Saturday, October 24, 2009

Ps 94

94:18ff. Induction. "When I thought, 'My foot slips,' your steadfast love, O Lord, held me up.... He will bring back on them their iniquity and wipe them out for their wickedness."

This can be seen as a form of syllogism or induction by the writer. What can be concluded from the fact that God held his foot up when he thought (maybe wrongly, but maybe even dead-on) that he "slips" -- i.e., it's happening, I'm falling .... ? Then God lifted his foot up, i.e., he got back on track, and if it was not so, the writer would not have been shy to say "where were you, God?" He wasn't shy to say that earlier in the psalm (94:1-5). So the writer is not playing, not saying "let me imagine and play make-believe that God helped me." He's not embarassed to say to God "how much longer?" whenever it is the case that he doesn't see anything being done by God.

However, the wiping out of the bad guys, coming as a corollary, or conclusion about the future, like the principle of induction, comes as a shock to some, including me, reading the psalm.
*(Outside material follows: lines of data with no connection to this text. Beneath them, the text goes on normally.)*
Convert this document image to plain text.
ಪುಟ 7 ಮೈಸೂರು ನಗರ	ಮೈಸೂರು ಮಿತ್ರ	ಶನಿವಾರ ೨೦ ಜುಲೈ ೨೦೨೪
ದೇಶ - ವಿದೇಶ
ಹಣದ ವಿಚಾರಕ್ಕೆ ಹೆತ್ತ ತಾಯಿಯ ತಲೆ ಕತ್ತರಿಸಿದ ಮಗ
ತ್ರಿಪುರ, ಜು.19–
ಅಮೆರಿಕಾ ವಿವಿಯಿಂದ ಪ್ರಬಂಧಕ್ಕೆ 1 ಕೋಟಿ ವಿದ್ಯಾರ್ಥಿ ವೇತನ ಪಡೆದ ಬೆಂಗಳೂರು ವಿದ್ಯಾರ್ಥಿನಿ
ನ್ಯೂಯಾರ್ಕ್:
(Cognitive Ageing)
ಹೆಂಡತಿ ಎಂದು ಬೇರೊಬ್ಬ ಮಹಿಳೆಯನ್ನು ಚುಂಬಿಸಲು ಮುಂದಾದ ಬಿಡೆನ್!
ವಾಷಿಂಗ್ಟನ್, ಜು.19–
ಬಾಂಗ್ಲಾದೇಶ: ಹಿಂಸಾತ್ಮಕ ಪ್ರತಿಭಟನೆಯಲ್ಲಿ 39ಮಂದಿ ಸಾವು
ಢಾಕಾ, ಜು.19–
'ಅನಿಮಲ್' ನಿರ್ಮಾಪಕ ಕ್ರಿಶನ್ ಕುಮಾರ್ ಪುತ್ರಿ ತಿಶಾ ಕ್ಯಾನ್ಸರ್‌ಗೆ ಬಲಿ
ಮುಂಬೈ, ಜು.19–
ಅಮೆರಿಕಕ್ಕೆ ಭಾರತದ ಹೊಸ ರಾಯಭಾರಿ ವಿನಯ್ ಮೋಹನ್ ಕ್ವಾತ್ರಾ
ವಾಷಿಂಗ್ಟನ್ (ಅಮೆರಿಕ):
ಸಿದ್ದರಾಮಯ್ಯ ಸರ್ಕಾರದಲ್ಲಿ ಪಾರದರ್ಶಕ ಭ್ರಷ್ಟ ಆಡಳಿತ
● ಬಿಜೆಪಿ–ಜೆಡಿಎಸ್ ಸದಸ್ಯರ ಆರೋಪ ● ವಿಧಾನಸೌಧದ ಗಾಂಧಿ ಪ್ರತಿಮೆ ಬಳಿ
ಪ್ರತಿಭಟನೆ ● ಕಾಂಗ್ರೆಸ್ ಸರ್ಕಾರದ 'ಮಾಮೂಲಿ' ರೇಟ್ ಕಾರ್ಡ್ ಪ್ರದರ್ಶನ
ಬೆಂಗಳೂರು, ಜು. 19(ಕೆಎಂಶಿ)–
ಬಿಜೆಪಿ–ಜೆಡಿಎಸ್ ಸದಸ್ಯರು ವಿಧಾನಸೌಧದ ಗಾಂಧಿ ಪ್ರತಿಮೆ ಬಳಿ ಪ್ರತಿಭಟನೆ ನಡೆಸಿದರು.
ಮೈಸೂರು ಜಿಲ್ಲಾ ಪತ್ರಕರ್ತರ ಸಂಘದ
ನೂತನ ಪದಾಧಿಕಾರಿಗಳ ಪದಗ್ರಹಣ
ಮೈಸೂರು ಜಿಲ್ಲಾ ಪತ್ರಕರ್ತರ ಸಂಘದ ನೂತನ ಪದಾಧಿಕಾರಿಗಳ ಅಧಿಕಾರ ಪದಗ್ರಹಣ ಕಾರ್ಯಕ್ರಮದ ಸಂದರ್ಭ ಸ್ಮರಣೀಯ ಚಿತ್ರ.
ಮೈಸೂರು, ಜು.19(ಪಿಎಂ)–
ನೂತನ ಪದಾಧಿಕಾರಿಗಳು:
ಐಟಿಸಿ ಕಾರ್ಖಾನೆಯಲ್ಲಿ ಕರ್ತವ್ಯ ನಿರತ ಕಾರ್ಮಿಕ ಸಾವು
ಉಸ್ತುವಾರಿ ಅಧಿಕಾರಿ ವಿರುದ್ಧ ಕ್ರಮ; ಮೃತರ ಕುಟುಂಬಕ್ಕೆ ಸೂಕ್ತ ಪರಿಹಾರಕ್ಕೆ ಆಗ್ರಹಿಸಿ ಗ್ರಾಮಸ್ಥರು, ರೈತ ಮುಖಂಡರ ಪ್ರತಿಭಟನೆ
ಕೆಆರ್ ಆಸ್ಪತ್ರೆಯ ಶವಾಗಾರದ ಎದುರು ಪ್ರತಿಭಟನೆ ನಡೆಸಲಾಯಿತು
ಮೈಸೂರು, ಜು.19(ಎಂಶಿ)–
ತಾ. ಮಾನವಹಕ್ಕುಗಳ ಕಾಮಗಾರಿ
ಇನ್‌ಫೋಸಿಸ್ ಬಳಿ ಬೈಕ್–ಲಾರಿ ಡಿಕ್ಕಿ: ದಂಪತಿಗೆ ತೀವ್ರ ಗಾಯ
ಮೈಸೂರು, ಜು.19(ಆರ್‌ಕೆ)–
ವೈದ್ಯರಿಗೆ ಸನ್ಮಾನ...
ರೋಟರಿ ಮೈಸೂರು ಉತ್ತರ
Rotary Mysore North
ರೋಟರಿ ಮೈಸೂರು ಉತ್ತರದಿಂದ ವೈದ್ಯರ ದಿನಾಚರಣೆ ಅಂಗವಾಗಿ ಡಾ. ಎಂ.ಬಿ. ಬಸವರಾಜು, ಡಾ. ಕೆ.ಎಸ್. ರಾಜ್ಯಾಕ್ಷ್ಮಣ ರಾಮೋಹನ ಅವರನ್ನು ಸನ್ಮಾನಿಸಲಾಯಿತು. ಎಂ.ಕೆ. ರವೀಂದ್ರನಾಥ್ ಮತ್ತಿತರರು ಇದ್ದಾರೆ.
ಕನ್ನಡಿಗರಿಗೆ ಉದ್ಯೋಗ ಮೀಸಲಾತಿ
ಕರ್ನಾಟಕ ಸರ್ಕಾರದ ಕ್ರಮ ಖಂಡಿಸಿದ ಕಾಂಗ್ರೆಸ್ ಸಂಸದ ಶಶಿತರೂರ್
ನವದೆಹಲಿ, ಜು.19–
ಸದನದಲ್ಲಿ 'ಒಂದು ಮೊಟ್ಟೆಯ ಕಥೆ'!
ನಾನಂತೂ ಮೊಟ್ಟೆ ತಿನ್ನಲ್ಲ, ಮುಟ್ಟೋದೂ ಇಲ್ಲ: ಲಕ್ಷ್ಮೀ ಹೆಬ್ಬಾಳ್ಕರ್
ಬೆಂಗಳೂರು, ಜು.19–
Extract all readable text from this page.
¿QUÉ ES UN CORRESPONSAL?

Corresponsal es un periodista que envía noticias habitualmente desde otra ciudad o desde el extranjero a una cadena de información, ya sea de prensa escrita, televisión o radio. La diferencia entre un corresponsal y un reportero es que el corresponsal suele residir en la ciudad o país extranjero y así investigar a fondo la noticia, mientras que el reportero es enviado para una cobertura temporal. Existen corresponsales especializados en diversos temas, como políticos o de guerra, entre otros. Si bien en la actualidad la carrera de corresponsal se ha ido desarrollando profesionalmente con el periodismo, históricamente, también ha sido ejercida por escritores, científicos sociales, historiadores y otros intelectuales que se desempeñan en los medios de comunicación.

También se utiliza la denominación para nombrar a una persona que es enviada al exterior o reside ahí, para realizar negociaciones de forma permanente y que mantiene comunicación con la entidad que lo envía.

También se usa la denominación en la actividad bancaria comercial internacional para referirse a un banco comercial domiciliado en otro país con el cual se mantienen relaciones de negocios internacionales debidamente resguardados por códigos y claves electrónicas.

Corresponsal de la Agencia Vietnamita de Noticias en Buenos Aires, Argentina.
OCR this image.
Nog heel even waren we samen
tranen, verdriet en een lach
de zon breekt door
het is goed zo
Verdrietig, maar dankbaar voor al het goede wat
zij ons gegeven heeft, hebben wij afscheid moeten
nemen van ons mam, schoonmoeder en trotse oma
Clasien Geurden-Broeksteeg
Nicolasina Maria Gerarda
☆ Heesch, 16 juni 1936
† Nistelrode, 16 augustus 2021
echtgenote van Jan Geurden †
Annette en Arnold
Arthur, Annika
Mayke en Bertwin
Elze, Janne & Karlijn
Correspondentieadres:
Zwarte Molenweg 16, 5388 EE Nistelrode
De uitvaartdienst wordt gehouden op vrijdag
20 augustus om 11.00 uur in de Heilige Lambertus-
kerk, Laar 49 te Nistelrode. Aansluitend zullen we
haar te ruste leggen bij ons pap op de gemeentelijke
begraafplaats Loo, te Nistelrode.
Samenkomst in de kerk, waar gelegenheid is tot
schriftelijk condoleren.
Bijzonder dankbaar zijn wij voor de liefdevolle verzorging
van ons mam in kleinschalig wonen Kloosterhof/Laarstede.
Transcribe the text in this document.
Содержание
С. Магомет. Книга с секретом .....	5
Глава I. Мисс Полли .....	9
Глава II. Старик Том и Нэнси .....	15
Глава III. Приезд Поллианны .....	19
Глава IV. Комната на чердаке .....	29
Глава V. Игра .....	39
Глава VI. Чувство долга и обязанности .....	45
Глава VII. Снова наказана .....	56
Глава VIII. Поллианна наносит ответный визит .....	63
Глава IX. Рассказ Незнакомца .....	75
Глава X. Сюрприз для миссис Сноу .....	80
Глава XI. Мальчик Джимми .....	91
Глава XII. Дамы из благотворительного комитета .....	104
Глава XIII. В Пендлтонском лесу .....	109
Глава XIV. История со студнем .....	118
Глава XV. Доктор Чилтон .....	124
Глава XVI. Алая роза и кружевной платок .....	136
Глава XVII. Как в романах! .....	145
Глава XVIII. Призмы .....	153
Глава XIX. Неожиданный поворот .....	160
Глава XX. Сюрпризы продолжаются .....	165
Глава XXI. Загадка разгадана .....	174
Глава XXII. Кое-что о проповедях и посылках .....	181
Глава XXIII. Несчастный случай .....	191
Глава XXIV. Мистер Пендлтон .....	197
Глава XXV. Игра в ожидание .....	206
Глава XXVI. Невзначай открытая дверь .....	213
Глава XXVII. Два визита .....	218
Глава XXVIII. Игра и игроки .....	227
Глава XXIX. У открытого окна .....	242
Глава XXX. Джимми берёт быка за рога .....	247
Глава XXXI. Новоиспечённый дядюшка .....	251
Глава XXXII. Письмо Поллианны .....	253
But there's some logic to it! Why should we believe that God holds us up, and not also believe that God will bring back on "wicked rulers" (94:20) their iniquity, wipe them out, etc? The same sun that rises on our parade, will set on theirs. One indicates the other.

This is much stronger than the mere assertion that "there's a first time for everything." That's just empty rhetoric: it doesn't start with any fact behind it at all! The writer here had a fact: somehow God had helped him. Therefore he drew a conclusion.